Their Artistic Director, Sue Jones says: “Cement Fields is delighted to have co-commissioned a new work by Jasleen Kaur with England’s Creative Coast for Gravesend on the banks of the River Thames in North Kent.
“Jasleen’s work, The first thing I did was to kiss the ground, consists of a sculpture and sound work sited on Gravesend’s Town Pier and pontoon. The two works are about resistance, responding to Gravesend and also Tilbury Docks which is just across the river, as sites steeped in complicated histories of migration.
“The sculpture makes visible overlooked identities and voices of South Asian diaspora communities; from the spiritual and political importance of hair, the head as a container of knowledge, song as oral history, to the idea of water as a carrier of people and practices. The sound work, made in collaboration with artist Ain Bailey, brings together music and songs, portals into other times and places, together with the voices of members of the Saheli Women’s Group.”
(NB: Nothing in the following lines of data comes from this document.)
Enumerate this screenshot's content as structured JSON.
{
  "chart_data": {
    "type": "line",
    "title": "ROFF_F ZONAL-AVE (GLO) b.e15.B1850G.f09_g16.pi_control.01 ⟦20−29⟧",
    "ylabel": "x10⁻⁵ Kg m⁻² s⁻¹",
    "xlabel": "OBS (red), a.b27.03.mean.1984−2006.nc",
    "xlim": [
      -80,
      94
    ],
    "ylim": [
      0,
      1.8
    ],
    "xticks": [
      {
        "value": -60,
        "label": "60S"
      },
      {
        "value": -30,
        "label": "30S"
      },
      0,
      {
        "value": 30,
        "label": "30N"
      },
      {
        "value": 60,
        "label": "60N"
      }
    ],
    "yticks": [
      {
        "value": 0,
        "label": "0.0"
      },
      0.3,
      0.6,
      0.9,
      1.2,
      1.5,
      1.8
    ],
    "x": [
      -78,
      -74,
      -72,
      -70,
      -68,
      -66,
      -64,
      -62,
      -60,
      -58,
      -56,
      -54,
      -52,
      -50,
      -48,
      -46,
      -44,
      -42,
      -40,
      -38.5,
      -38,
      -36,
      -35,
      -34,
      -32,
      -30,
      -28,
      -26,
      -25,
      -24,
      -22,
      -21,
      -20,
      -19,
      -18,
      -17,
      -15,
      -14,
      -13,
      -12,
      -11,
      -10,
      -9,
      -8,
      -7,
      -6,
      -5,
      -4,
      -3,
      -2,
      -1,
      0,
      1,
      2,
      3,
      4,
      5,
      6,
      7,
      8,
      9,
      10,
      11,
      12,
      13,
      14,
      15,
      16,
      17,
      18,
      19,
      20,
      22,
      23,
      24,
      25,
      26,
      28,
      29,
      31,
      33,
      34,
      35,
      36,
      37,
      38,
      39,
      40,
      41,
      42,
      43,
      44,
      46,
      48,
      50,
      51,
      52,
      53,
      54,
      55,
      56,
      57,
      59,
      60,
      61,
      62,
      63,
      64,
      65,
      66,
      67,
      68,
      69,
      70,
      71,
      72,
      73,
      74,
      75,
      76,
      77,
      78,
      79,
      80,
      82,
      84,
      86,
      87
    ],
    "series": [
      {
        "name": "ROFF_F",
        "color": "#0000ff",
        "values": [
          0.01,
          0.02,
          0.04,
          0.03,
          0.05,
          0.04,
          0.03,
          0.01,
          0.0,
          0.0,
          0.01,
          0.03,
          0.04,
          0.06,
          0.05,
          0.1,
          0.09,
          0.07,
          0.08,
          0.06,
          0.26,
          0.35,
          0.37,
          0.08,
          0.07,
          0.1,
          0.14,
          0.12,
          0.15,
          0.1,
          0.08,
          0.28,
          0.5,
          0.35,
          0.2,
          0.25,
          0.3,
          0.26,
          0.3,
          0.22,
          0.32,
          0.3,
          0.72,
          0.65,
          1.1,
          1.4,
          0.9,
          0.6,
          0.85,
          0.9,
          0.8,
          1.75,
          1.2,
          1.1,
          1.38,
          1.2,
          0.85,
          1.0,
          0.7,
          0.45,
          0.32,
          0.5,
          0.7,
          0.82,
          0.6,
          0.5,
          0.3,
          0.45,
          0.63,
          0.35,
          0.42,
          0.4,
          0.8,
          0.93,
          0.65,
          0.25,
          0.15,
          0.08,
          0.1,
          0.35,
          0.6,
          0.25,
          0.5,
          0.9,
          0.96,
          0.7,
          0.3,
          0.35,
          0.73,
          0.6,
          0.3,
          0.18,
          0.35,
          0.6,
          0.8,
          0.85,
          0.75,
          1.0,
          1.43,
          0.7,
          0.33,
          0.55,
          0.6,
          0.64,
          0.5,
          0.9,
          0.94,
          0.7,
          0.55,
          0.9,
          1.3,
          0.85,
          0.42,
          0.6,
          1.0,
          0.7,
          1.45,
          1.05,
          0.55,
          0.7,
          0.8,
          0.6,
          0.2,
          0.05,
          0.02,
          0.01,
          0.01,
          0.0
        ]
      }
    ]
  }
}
Hazel Edwards, South East Area Director, Arts Council England says: “England’s Creative Coast offers a fantastic opportunity to rediscover the coastline that inspired artists from Turner to the present day. It’s all outdoors so it’s a great chance to find hidden treasure with the world’s first art geocaching tour or visit one of the seven new artworks by leading contemporary artists including Michael Rakowitz’s ‘April is the cruellest month’ in Margate and Jasleen Kaur’s ‘The First Thing I Did Was Kiss The Ground’ in Gravesend. I can’t wait to visit England’s Creative Coast this summer.”